Shohei Ohtani made history again Wednesday as the first player to run afoul of MLB's new pitch-timer rules as both a hitter and a pitcher, and said the rule's implementation is still in a gray area.

Starting this season, MLB pitchers have 20 seconds to begin their motion to the plate with runners on base, and 15 seconds with the bases empty. Failure to comply requires the umpire call an automatic ball.

In Wednesday's game, Ohtani walked the first two Seattle Mariners batters he faced in the first inning. Eugenio Suarez singled in a run on the next pitch.

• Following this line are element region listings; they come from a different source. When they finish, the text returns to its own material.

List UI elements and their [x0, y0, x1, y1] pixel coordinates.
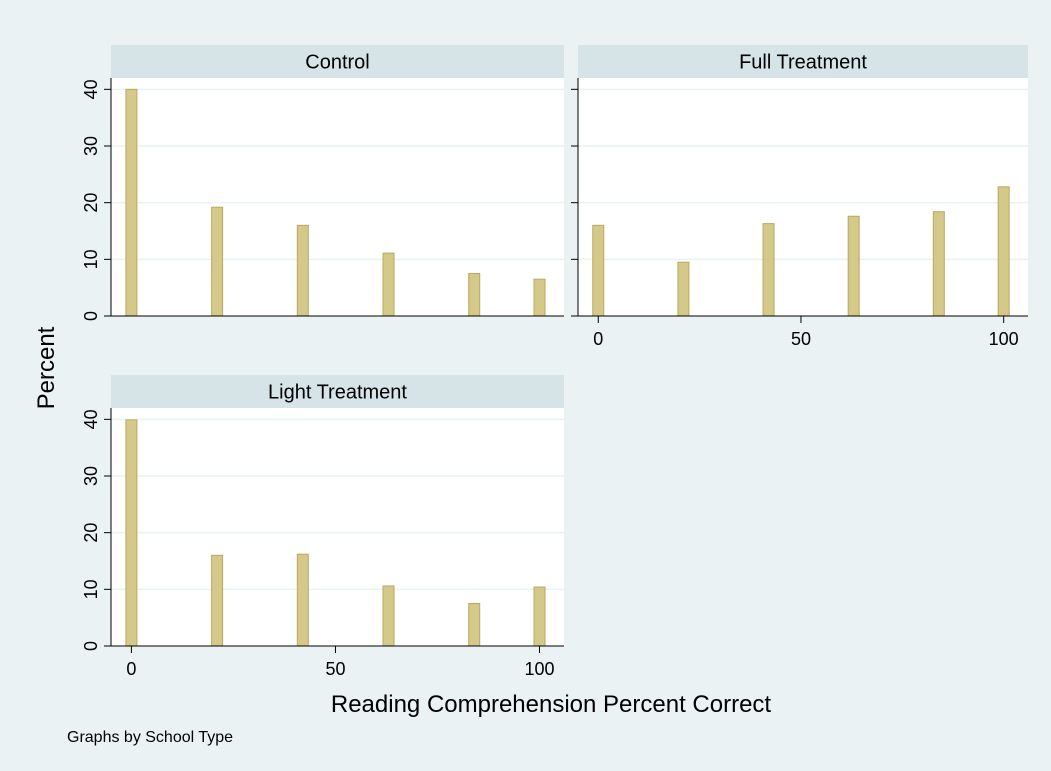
y-tick-label: 40 [81, 409, 101, 429]
bar [125, 419, 138, 647]
bar [125, 88, 138, 317]
y-axis-title: Percent [33, 326, 60, 409]
bar [932, 211, 945, 317]
bar [211, 554, 224, 647]
y-tick-label: 40 [81, 79, 101, 99]
y-tick-label: 0 [81, 641, 101, 651]
bar [677, 261, 690, 317]
y-tick-label: 30 [81, 466, 101, 486]
y-tick-label: 10 [81, 579, 101, 599]
panel-title: Light Treatment [268, 382, 407, 404]
y-tick-label: 30 [81, 136, 101, 156]
x-tick-label: 50 [791, 329, 811, 349]
x-tick-label: 100 [989, 329, 1019, 349]
graph-note: Graphs by School Type [67, 729, 233, 746]
y-tick-label: 20 [81, 193, 101, 213]
bar [468, 603, 481, 647]
bar [847, 215, 860, 317]
x-tick-label: 100 [524, 659, 554, 679]
y-tick-label: 20 [81, 523, 101, 543]
bar [296, 224, 309, 317]
panel-title: Control [305, 52, 369, 74]
panel-title: Full Treatment [739, 52, 867, 74]
panel-strip [111, 375, 564, 408]
panel-1: Full Treatment 0 50 100 [571, 45, 1028, 349]
bar [382, 585, 395, 647]
plot-area [578, 78, 1028, 316]
plot-area [111, 78, 564, 316]
panel-strip [578, 45, 1028, 78]
bar [468, 273, 481, 317]
bar [533, 278, 546, 317]
panel-2: Light Treatment 0 10 20 30 40 0 50 100 [81, 375, 564, 679]
panel-strip [111, 45, 564, 78]
x-axis-title: Reading Comprehension Percent Correct [331, 691, 772, 718]
x-tick-label: 50 [325, 659, 345, 679]
bar [382, 252, 395, 317]
x-tick-label: 0 [593, 329, 603, 349]
bar [533, 586, 546, 647]
bar [997, 186, 1010, 317]
bar [762, 223, 775, 317]
panel-0: Control 0 10 20 30 40 [81, 45, 564, 321]
y-tick-label: 0 [81, 311, 101, 321]
plot-area [111, 408, 564, 646]
bar [296, 553, 309, 647]
bar [211, 206, 224, 317]
y-tick-label: 10 [81, 249, 101, 269]
bar [592, 224, 605, 317]
x-tick-label: 0 [126, 659, 136, 679]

When Ohtani took too much time to collect himself, the umpire stopped the action and awarded Ball 1 to cleanup hitter Cal Raleigh.

Instead of becoming the next step down a slippery slope, the penalty provided a wakeup call.

"I was thinking I had to fix my overall rhythm," said Ohtani, who proceeded to strike out Raleigh and the batter after him to escape the inning with only one run scoring.

Ohtani spoke to the umpires after the third out and after the game as well about the new rule and how it relates to his own delivery.

"It seems like the umpires are also in something of a gray area," he said. "The rule has only barely begun to be implemented, and I want to be able to deal with whatever each situation demands."

He left the mound after allowing just the one run in six innings and picked up his first win of the season, but not before he incurred a penalty as a hitter in the top of the sixth.

Starting this season, batters have eight seconds to be in the batter's box and alert to the pitcher or receive an automatic strike. Ohtani came to the plate after teammate Mike Trout walked, and was greeted with Strike 1.

"I was waiting for the runner and was a little slow," Ohtani said. "When I draw a walk or something, I need to get to first base quickly or it will make it harder on the next hitter."